Pros: Easy installation; decent sound; aux input; good shock resistance; good FM
Cons: Overly jazzy styling; annoying "demo" mode
(Added more information on Nov 3, 2003.)
Car audio for me is in a sort of in-between hell... I have been drifting to using more CDs in the car but I like to listen to books-on-tape, which are still mostly on cassette. Therefore, I wanted a CD car stereo with a convenient front-panel "Aux" jack so that I could plug in a Walkman-style cassette player.
There were only two brands for such a beast in the local stores: Jensen and Aiwa. I have an Eclipse CD car stereo with a rotary volume knob and I like the old-fashioned control much more than the pushbutton volume controls on my other car stereos, so I wanted a volume knob. The Aiwa had this and the Jensen did not. I therefore bought two Aiwa CDC-X227s and installed them in two different vehicles: A 1996 Mazda pickup and a 1993 Porsche 968.
The CDC-X227 installs very easily. I hate having to dig stereos out of the dash to fix a connection problem, so I soldered the wires. Even with soldering, the installation took a leisurely 30 minutes... not counting the time to remove each car's existing stereo (a Blaupunkt in the Porsche and the aformentioned Eclipse in the Mazda).

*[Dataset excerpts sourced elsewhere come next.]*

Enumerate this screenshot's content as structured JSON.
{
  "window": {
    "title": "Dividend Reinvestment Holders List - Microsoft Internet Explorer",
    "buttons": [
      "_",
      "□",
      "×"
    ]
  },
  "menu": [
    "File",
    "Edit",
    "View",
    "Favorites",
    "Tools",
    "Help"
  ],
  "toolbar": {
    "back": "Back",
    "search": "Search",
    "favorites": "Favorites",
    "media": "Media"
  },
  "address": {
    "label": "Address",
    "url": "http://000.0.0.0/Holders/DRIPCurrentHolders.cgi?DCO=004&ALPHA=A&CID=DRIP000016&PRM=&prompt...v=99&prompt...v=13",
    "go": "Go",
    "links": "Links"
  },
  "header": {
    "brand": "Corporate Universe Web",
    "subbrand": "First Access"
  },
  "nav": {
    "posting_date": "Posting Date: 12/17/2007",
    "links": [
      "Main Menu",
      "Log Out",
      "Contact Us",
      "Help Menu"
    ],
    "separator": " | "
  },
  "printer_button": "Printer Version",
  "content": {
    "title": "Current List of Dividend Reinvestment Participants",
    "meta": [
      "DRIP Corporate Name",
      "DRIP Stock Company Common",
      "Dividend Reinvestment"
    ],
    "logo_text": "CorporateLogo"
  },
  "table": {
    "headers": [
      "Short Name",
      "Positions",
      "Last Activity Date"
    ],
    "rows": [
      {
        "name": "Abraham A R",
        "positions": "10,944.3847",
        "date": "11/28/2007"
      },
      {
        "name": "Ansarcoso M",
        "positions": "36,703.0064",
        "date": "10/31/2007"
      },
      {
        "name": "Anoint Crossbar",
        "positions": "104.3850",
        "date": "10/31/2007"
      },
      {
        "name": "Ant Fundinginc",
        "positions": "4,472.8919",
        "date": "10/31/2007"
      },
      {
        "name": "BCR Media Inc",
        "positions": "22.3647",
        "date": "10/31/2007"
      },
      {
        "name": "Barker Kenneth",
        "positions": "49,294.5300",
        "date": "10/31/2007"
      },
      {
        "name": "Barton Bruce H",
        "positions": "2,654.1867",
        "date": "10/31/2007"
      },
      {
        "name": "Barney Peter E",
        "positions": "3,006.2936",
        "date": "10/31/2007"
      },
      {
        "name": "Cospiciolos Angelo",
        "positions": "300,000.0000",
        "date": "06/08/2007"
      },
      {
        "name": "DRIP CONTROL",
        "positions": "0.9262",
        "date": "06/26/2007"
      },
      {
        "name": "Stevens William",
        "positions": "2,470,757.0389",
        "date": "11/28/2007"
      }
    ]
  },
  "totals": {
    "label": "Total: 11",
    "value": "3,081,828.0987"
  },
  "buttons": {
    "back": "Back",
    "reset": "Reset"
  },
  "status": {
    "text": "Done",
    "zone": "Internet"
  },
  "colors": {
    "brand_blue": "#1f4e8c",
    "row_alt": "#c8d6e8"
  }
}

The first Aiwa CDC-X227 that I installed distorted badly at moderate volume levels, so I exchanged it for another. With a properly working unit, the sound is very good. It's perhaps a little less transparent than the Eclipse but you can't hear that at 55 MPH.
The ergonomics of the Aiwa CDC-X227 are a mixed bag. The unit has the volume knob that I wanted but the knob works slowly and is a little hard to grip. But it's not too bad and it does do the job. The radio station selection buttons are well labeled, positioned and easy to use, and I really like the combination on-off/mute button. There are other buttons clustered around the volume control and these are small and require averting your eyes from the road to press the correct button. Pressing one of these is required to put the CDC-X227 into "aux input" mode.

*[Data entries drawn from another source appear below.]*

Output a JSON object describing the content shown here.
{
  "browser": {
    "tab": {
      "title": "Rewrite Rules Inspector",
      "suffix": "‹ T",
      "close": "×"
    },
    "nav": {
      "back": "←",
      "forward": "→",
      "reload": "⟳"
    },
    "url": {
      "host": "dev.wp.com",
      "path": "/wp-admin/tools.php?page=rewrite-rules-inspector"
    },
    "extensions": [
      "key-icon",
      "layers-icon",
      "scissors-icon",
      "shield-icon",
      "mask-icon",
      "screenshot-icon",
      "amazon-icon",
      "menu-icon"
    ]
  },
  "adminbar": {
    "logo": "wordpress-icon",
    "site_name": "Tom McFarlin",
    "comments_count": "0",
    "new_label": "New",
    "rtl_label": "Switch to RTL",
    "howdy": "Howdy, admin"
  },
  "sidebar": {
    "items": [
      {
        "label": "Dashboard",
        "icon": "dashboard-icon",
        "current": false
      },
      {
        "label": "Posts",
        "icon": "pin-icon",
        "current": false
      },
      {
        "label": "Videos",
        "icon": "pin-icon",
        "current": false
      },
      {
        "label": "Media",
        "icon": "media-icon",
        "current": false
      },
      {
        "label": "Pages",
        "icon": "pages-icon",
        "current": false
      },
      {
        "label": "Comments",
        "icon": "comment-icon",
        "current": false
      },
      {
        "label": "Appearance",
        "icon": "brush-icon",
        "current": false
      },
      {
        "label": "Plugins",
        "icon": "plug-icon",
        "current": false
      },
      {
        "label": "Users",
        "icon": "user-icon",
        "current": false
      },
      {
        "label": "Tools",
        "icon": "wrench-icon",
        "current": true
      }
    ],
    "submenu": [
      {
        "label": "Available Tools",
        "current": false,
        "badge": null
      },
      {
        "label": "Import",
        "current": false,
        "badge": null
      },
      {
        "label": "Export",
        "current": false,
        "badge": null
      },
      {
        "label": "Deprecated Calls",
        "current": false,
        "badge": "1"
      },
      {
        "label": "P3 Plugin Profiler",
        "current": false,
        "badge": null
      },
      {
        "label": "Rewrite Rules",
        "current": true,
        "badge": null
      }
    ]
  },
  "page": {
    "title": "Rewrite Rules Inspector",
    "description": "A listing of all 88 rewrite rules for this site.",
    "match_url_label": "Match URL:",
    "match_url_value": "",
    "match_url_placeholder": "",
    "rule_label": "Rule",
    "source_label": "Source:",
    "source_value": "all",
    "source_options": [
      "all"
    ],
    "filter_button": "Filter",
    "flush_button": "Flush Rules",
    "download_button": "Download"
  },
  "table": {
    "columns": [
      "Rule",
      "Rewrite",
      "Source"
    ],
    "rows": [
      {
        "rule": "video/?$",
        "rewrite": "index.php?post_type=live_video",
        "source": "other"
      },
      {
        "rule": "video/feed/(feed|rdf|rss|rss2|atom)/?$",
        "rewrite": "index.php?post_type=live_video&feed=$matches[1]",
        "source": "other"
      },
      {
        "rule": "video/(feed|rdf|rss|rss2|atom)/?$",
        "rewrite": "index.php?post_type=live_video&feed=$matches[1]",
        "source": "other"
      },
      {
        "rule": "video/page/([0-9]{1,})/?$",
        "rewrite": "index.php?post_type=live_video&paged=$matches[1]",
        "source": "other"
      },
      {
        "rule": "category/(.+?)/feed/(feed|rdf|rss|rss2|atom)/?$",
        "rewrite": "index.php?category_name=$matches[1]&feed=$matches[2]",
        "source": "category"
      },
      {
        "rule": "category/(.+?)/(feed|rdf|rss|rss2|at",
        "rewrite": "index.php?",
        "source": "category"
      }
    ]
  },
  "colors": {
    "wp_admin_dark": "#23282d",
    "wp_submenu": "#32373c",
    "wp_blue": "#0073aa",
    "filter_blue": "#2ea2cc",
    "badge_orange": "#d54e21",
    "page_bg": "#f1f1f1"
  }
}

The front display of the unit provides good information. It also has a large VU meter-like display that serves no useful purpose other than to distract. Overall, I don't really care for the appearance of the CDC-X227. Maybe I'm an old fart, but I prefer basic black instead of the zoomy "boy-racer" looks of the Aiwa CDC-X227.
The most annoying visual problem is that the CDC-X227 fires up initially in "demo" mode. The unit's manual is cryptic about this, but it is the demo mode that causes the front-panel lights to annoyingly switch from red to blue and back every five seconds or so. Once I realized this, I set the color to red and it now stays there. If you get one of these units, the first thing you should do is turn off the demo mode.

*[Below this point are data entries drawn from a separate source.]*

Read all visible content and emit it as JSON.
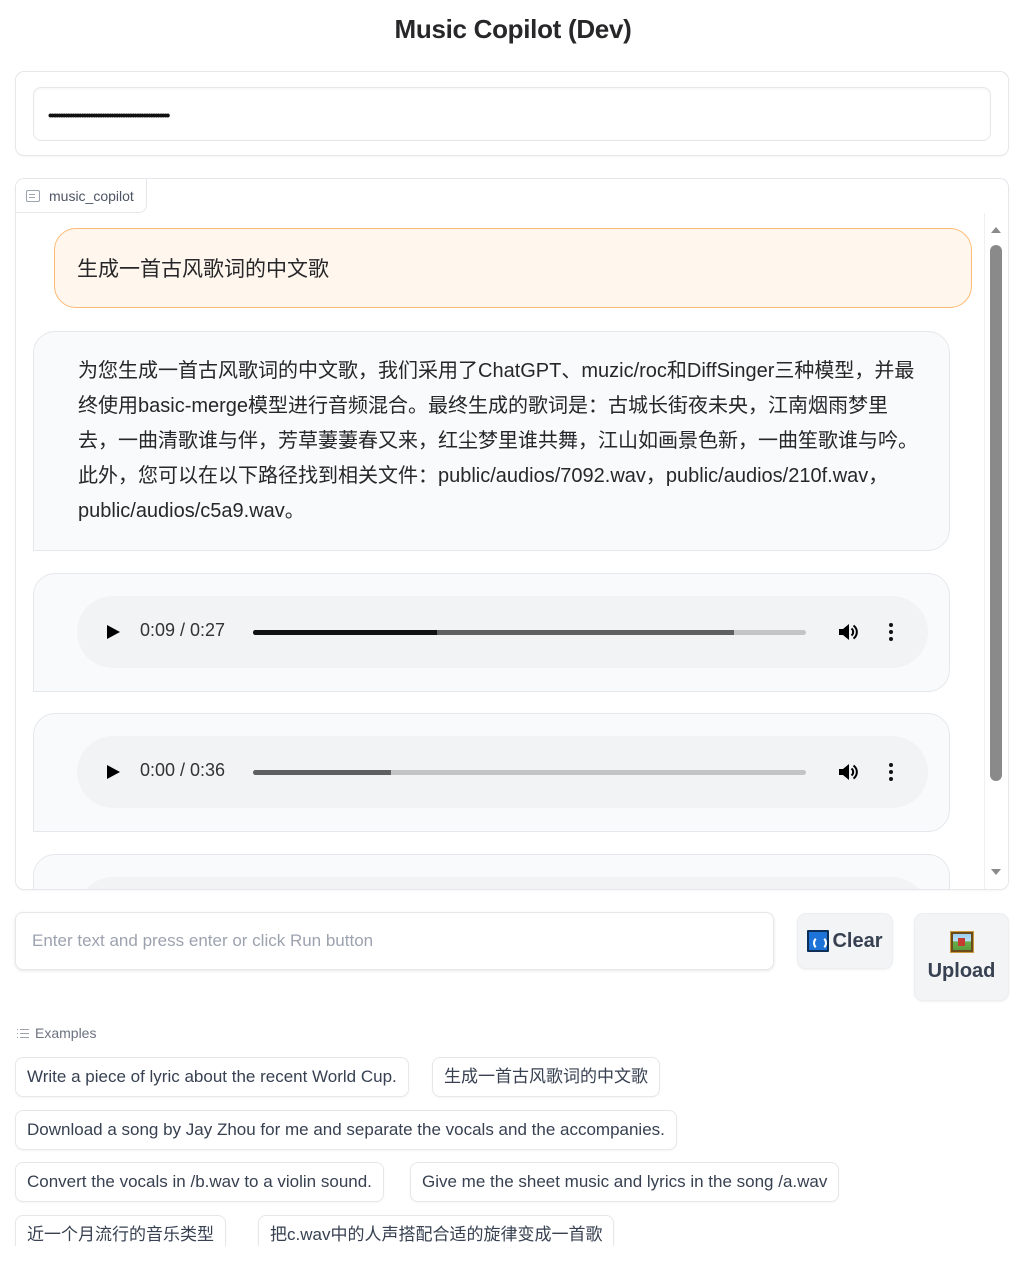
{
  "app": {
    "title": "Music Copilot (Dev)"
  },
  "api_key": {
    "masked_value": "••••••••••••••••••••••••••••••••••••••••••••••••••••"
  },
  "chatbot": {
    "label": "music_copilot",
    "messages": [
      {
        "role": "user",
        "type": "text",
        "text": "生成一首古风歌词的中文歌"
      },
      {
        "role": "bot",
        "type": "text",
        "text": "为您生成一首古风歌词的中文歌，我们采用了ChatGPT、muzic/roc和DiffSinger三种模型，并最终使用basic-merge模型进行音频混合。最终生成的歌词是：古城长街夜未央，江南烟雨梦里去，一曲清歌谁与伴，芳草萋萋春又来，红尘梦里谁共舞，江山如画景色新，一曲笙歌谁与吟。此外，您可以在以下路径找到相关文件：public/audios/7092.wav，public/audios/210f.wav，public/audios/c5a9.wav。"
      },
      {
        "role": "bot",
        "type": "audio",
        "time_display": "0:09 / 0:27",
        "played_fraction": 0.333,
        "buffered_fraction": 0.87
      },
      {
        "role": "bot",
        "type": "audio",
        "time_display": "0:00 / 0:36",
        "played_fraction": 0.0,
        "buffered_fraction": 0.25
      },
      {
        "role": "bot",
        "type": "audio",
        "time_display": "",
        "played_fraction": 0.0,
        "buffered_fraction": 0.0
      }
    ]
  },
  "input": {
    "placeholder": "Enter text and press enter or click Run button",
    "value": ""
  },
  "buttons": {
    "clear_label": "Clear",
    "upload_label": "Upload"
  },
  "icons": {
    "clear": "refresh-icon",
    "upload": "image-icon",
    "chat_label": "chat-bubble-icon",
    "examples": "list-icon",
    "play": "play-icon",
    "volume": "volume-icon",
    "more": "more-vertical-icon"
  },
  "examples": {
    "label": "Examples",
    "items": [
      "Write a piece of lyric about the recent World Cup.",
      "生成一首古风歌词的中文歌",
      "Download a song by Jay Zhou for me and separate the vocals and the accompanies.",
      "Convert the vocals in /b.wav to a violin sound.",
      "Give me the sheet music and lyrics in the song /a.wav",
      "近一个月流行的音乐类型",
      "把c.wav中的人声搭配合适的旋律变成一首歌"
    ]
  },
  "colors": {
    "user_bubble_bg": "#fff7ed",
    "user_bubble_border": "#fdba74",
    "bot_bubble_bg": "#f9fafb",
    "audio_player_bg": "#f1f3f4",
    "clear_icon_blue": "#1e73d8"
  }
}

The Aiwa wired right up to my four speakers. I do not have an external amplifier, so I do not use the aux output connectors. I do use the aux input and it works perfectly.
The FM reception on the unit seems excellent. Right off the bat, it seems to lock and hold stations much better than either the Eclipse or the Blaupunkt that the two Aiwas replaced.
The unit also has a "super bass" feature that seems to work well. It's a little too ear-pounding for my taste, so I keep it off. Aiwa also claims that the CDC-X227 plays most CD-Rs and CD-RWs, but I haven't tried this yet.
Overall, the Aiwa CDC-X227 installs easily and works well. It is also inexpensive and has the all-important (to me) aux input. It has excellent FM reception and a pretty good volume knob, and it seems very shock-resistant while playing CDs.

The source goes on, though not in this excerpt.